The Reserve Bank of Australia (RBA) influences the Australian Dollar (AUD) by setting the level of interest rates that Australian banks can lend to each other. This influences the level of interest rates in the economy as a whole. The main goal of the RBA is to maintain a stable inflation rate of 2-3% by adjusting interest rates up or down. Relatively high interest rates compared to other major central banks support the AUD, and the opposite for relatively low. The RBA can also use quantitative easing and tightening to influence credit conditions, with the former AUD-negative and the latter AUD-positive.
China is Australia’s largest trading partner so the health of the Chinese economy is a major influence on the value of the Australian Dollar (AUD). When the Chinese economy is doing well it purchases more raw materials, goods and services from Australia, lifting demand for the AUD, and pushing up its value. The opposite is the case when the Chinese economy is not growing as fast as expected. Positive or negative surprises in Chinese growth data, therefore, often have a direct impact on the Australian Dollar and its pairs.
Iron Ore is Australia’s largest export, accounting for $118 billion a year according to data from 2021, with China as its primary destination. The price of Iron Ore, therefore, can be a driver of the Australian Dollar. Generally, if the price of Iron Ore rises, AUD also goes up, as aggregate demand for the currency increases. The opposite is the case if the price of Iron Ore falls. Higher Iron Ore prices also tend to result in a greater likelihood of a positive Trade Balance for Australia, which is also positive of the AUD.
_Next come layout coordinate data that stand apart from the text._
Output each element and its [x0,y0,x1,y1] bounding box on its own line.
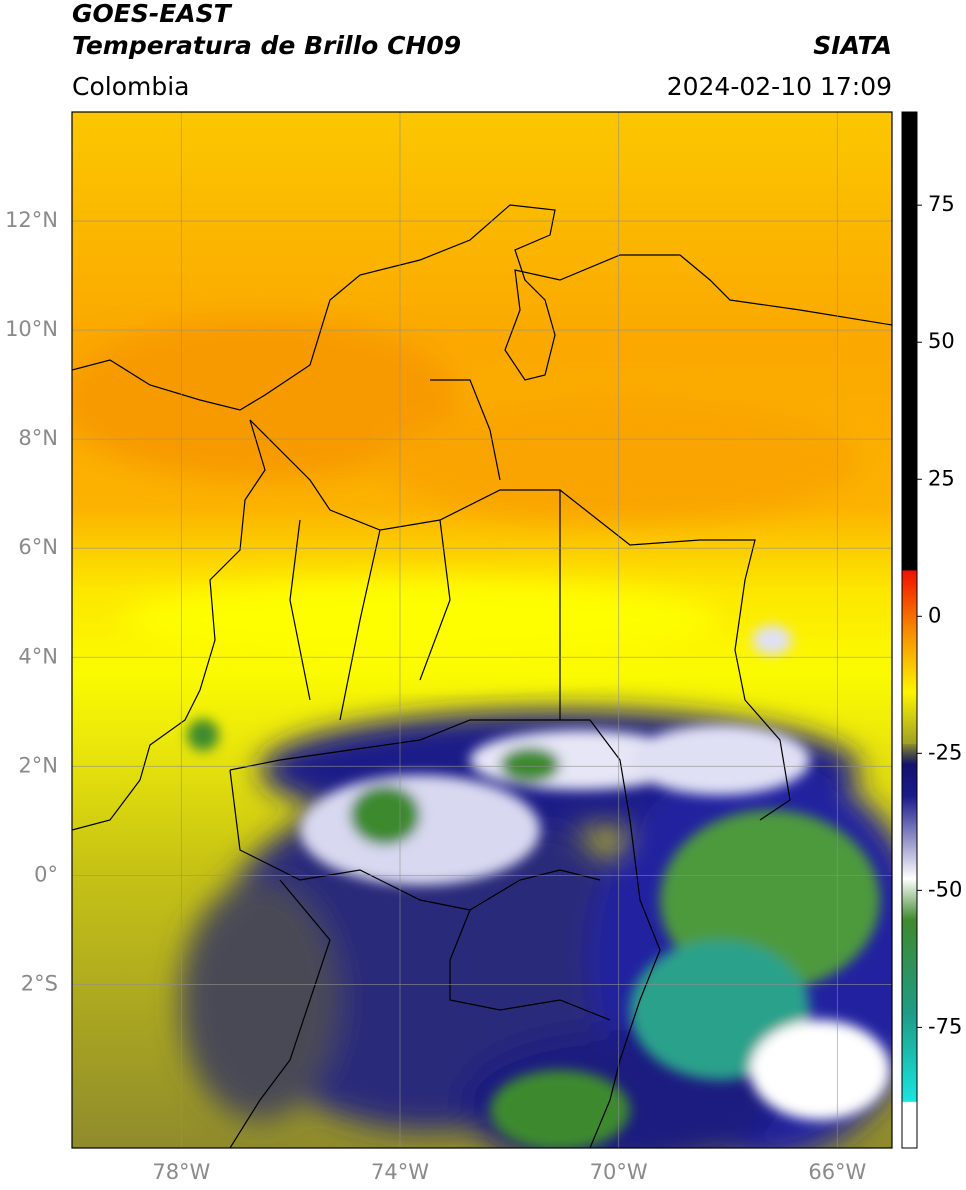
y-tick-label: 4°N [18,644,58,668]
colorbar-tick-label: -50 [928,877,962,901]
map-frame [71,111,893,1149]
y-tick-label: 8°N [18,426,58,450]
colorbar-axis: 75 50 25 0 -25 -50 -75 [917,192,962,1038]
x-tick-label: 78°W [152,1160,210,1184]
y-tick-label: 2°N [18,753,58,777]
y-tick-label: 10°N [5,317,58,341]
title: GOES-EAST [72,0,233,28]
x-tick-label: 66°W [808,1160,866,1184]
y-tick-label: 0° [34,862,58,886]
colorbar [901,111,918,1149]
colorbar-tick-label: 25 [928,466,955,490]
borders [72,204,892,1148]
y-tick-label: 2°S [21,971,58,995]
x-tick-label: 74°W [371,1160,429,1184]
satellite-image [72,112,892,1148]
colorbar-tick-label: -75 [928,1014,962,1038]
y-tick-label: 6°N [18,535,58,559]
colorbar-tick-label: 75 [928,192,955,216]
region: Colombia [72,72,189,101]
grid [72,112,892,1148]
subtitle: Temperatura de Brillo CH09 [72,31,461,60]
datetime: 2024-02-10 17:09 [667,72,892,101]
colorbar-tick-label: 0 [928,603,941,627]
colorbar-tick-label: -25 [928,740,962,764]
colorbar-tick-label: 50 [928,329,955,353]
source: SIATA [813,31,892,60]
x-tick-label: 70°W [590,1160,648,1184]
y-tick-label: 12°N [5,208,58,232]
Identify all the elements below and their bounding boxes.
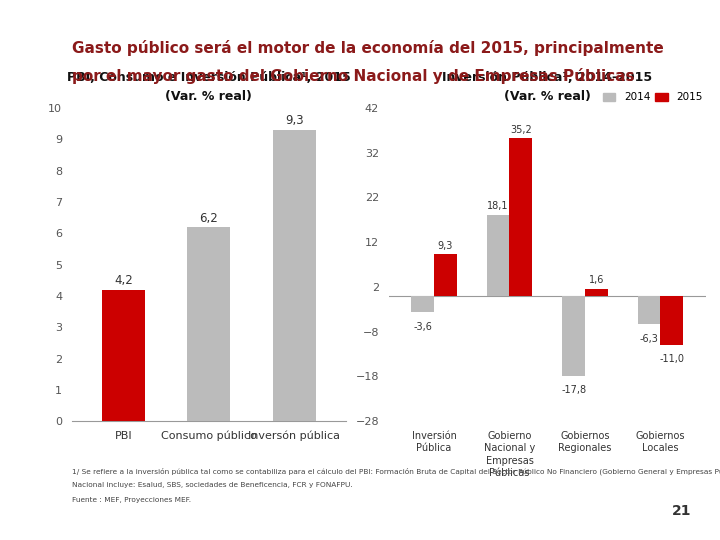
Text: Fuente : MEF, Proyecciones MEF.: Fuente : MEF, Proyecciones MEF. [72, 497, 191, 503]
Bar [187, 227, 230, 421]
Text: -3,6: -3,6 [413, 322, 432, 332]
Text: por el mayor gasto del Gobierno Nacional y de Empresas Públicas: por el mayor gasto del Gobierno Nacional… [72, 68, 634, 84]
Text: 9,3: 9,3 [285, 114, 304, 127]
Legend: 2014, 2015: 2014, 2015 [599, 88, 707, 106]
Title: PBI, Consumo e Inversión Pública¹, 2015
(Var. % real): PBI, Consumo e Inversión Pública¹, 2015 … [67, 71, 351, 103]
Text: 6,2: 6,2 [199, 212, 218, 225]
Title: Inversión Pública¹, 2014-2015
(Var. % real): Inversión Pública¹, 2014-2015 (Var. % re… [442, 71, 652, 103]
Text: 21: 21 [672, 504, 691, 518]
Bar [273, 130, 315, 421]
Text: 9,3: 9,3 [438, 241, 453, 251]
Text: -6,3: -6,3 [639, 334, 659, 344]
Bar [102, 289, 145, 421]
Text: Gasto público será el motor de la economía del 2015, principalmente: Gasto público será el motor de la econom… [72, 40, 664, 57]
Text: Nacional incluye: Esalud, SBS, sociedades de Beneficencia, FCR y FONAFPU.: Nacional incluye: Esalud, SBS, sociedade… [72, 482, 353, 488]
Text: -11,0: -11,0 [659, 354, 684, 364]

The Trade Balance, which is the difference between what a country earns from its exports versus what it pays for its imports, is another factor that can influence the value of the Australian Dollar. If Australia produces highly sought after exports, then its currency will gain in value purely from the surplus demand created from foreign buyers seeking to purchase its exports versus what it spends to purchase imports. Therefore, a positive net Trade Balance strengthens the AUD, with the opposite effect if the Trade Balance is negative.